Matthias Maierhofer studierte Orgel, Alte Musik und Kirchenmusik an den Hochschulen von Graz, Freiburg, Leipzig und an der Schola Cantorum in Basel. Zu seinen Lehrern gehörten u.a. Arvid Gast, Andrea Marcon, Kurt Neuhauser und Martin Schmeding.

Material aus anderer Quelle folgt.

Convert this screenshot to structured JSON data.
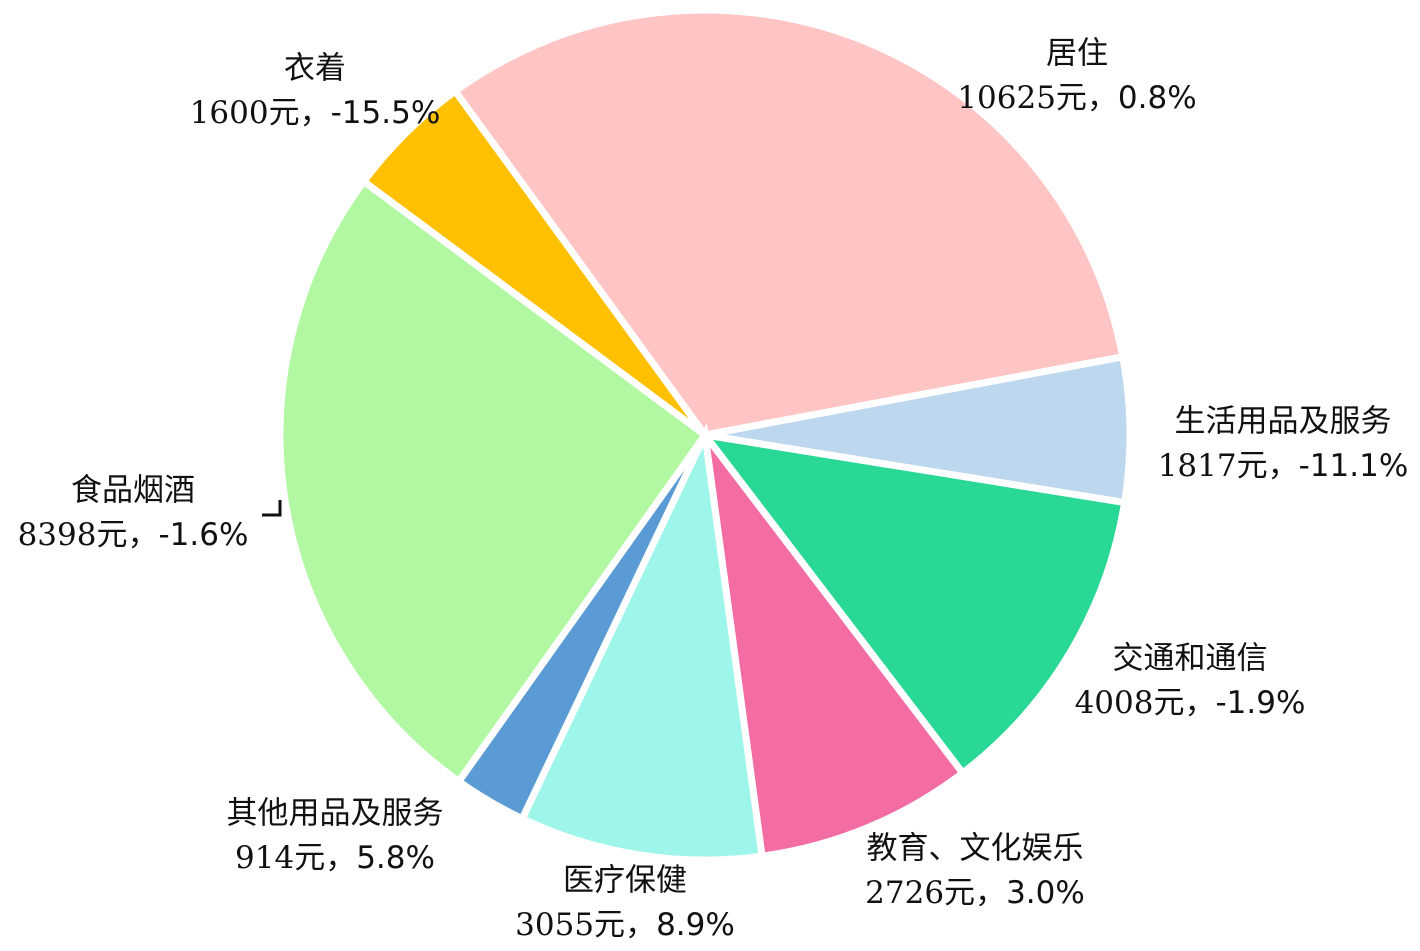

2007 konnte Matthias Maierhofer mit dem »Pachelbel-Wettbewerb« von Nürnberg einen der renommiertesten internationalen Orgelwettbewerbe gewinnen. Außerdem war er Preisträger beim »Internationalen Franz Schmidt-Orgelwettbewerb« in Kitzbühel, beim »Internationalen Bachwettbewerb Arnstadt«, beim »Internationalen Orgelconcours Nijmegen« sowie beim »Internationalen Orgelwettbewerb M.K.Ciurlionis« in Vilnius.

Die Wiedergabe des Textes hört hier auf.